LncRNA SNHG14 drives angiotensin-induced abdominal aortic aneurysm progression by regulating autophagy via the miR-27b-3p/Wnt/β-catenin/c-Myc axis

Abdominal aortic aneurysm (AAA) is a global health concern associated with high mortality. It has been reported that long noncoding RNAs (lncRNAs) are involved in the development of AAA. In this study, our objective was to investigate the roles of lncRNA small nucleolar RNA host gene 14 (SNHG14) and the associated mechanisms in the development of AAA. An AAA mouse model was established by administering angiotensin II (Ang II). The expression of SNHG14 in abdominal aortic tissues was evaluated using in situ hybridization and reverse-transcription quantitative real-time polymerase chain reaction (RT-qPCR). The incidence of AAA and the maximal aortic diameter were analyzed. Hematoxylin-eosin staining, Elastica van Gieson staining, western blotting, terminal deoxynucleotidyl transferase dUTP nick-end labeling staining, and immunofluorescence staining were performed to assess the in vivo effects of SNHG14. Human arterial smooth muscle cells (HASMCs) were treated with Ang II to simulate AAA-like conditions in vitro. RT-qPCR, flow cytometry, western blotting, and immunofluorescence staining were carried out. The molecular mechanisms of SNHG14 were also investigated through luciferase reporter assays, western blotting, and chromatin immunoprecipitation assays. Our findings revealed that knockdown of SNHG14 inhibited the development of AAA and alleviated Ang II-induced pathological alterations and Apoptosis in mice. Additionally, silencing of SNHG14 promoted Autophagy in aortic tissues. For in vitro analysis, downregulation of SNHG14 inhibited Apoptosis of HASMCs and promoted Autophagy in vitro.
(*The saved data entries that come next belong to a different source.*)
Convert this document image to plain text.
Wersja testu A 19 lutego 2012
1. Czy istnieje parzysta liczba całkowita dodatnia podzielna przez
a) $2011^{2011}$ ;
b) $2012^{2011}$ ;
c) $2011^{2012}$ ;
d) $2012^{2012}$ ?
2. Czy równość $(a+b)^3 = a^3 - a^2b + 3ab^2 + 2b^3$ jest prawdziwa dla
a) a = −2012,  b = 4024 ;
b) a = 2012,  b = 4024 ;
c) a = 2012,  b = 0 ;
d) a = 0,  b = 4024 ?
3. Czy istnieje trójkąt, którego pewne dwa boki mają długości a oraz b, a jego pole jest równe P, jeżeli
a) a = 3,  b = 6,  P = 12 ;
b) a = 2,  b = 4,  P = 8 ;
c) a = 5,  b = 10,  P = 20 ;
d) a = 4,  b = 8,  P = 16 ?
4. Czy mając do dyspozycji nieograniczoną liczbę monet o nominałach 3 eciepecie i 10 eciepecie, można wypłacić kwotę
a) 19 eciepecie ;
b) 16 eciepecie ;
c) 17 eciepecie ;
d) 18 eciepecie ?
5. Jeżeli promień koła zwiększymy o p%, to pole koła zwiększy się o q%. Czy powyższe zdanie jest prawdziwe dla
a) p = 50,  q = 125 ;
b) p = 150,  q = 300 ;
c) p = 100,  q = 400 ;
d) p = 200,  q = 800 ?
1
Mechanistically, SNHG14 targeted miR-27b-3p, and inhibition of miR-27b-3p counteracted the protective effects of SNHG14 knockdown. Additionally, SNHG14 activated the Wnt/β-catenin signaling pathway. Moreover, c-Myc bound to the SNHG14 promoter and activated its transcription. In conclusion, our study demonstrates that overexpression of the lncRNA SNHG14 might exacerbate the formation of AAA by promoting Apoptosis of HASMCs and inhibiting Autophagy through the miR-27b-3p/Wnt/β-catenin/c-Myc axis.

Abdominal aortic aneurysm; Autophagy; Wnt/β-catenin; c-Myc; lncRNA SNHG14; miR-27b-3p.